Core Skills – Data Science/Machine Learning

As the culmination of my Master's program, I paired up with industry leaders to help them recommend products using machine learning. I used state-of-the-art natural language processing, advanced models and embeddings like BERT and Word2Vec, and the intuitions I honed throughout my graduate coursework to advise them on how to use the data.

A pillar of my internship project at Qualcomm was using recurrent neural networks to detect vulnerabilities (CWEs) in assembly code. I discussed a range of possible options for architectures, including LSTMs and BLSTMs, and read relevant literature on the topic of machine learning in security.

With incomplete data on noise exposure, I was challenged to approximate harm levels with just a modicum of data. This meant creating novel algorithms to extrapolate from the data I had, tailored to my specific situation. This wouldn't have been possible without understanding deeply the tools at my disposal, where the pitfalls were, and how to arrive where we did.

Taught by Professor Olexandr Isayev, we learned techniques such as Principle Component Analysis, k-means clustering, k-means++, agglomerative and divisive clustering, DBSCAN and other density-based clustering techniques, Bayesian models, linear and logistic regressions, generalized linear models, support vector machines, decision trees, ensembles, and much more.

In another course taught by Professor Isayev, I explored the whole landscape of machine learning techniques including, starting by writing my own neural networks, from scratch. I then learned about feedforward networks, convolutional neural networks and the complexities that they come with, recurrent neural networks including LSTMs and BLSTMs, many sequence to sequence models including transformers, and other topics such as graph neural networks, autoencoders, regularization, and even GANs.

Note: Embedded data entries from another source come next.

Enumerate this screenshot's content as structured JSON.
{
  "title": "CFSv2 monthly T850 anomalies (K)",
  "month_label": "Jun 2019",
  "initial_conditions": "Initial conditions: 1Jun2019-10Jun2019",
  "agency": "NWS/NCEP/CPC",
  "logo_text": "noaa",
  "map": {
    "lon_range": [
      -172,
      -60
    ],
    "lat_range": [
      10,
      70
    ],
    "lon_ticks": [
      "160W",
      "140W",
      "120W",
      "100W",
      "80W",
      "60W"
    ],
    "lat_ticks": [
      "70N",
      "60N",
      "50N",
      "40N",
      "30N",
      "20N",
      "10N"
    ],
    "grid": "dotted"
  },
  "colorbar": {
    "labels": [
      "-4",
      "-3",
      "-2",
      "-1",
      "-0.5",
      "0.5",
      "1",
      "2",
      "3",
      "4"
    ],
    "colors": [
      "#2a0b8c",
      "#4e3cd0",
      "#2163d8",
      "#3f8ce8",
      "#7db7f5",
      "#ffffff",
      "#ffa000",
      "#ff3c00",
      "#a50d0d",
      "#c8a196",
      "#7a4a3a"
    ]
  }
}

Computer Vision took me on a tour of a burgeoning field and the difficulties it comes with. Throughout the course, I got a taste of many different techniques. We began with image processing, including filters, identifying textures, image descriptors such as FAST or BRIEF, and Fourier transforms. Next, we delved into geometry and motion, including camera models and planar homographies between them, as well as techniques for image alignment, tracking motion and flow with algorithms such as Lucas-Kanade tracking. During the latter half of the semester, we began exploring deep learning techniques, convolutional neural networks, and GANs specifically for recognition and generation problems.

As part of Carnegie Mellon's world-renowned computational biology department, Neural Computation merged deep learning concepts with the latest neuroscience research. We began with the connection between Hebbian learning and Long-Term Potentiation, then moved through topics like PCA and deep belief networks with the relevant biological background. As we moved into topics closer to deep learning, we discussed associative memory models, such as the Boltzmann machine or Hopefield networks. Through various neuroimaging techniques, we saw similarities between the way many animals interpret visual signals to the latest research in convolutional neural networks. Finally, we dug into topics such as backpropagation and reinforcement learning, and their analogs in many central nervous systems.

As part of my Master's program at Carnegie Mellon, I used the Pittsburgh Super Computing Center's new behemoth called Bridges2 to learn techniques in so-called Big Data. I employed techniques specific to clustering large datasets, reducing their dimensionality, and importantly became familiar with the widespread MPI framework, essential to efficiently parallelizing computing in data analysis.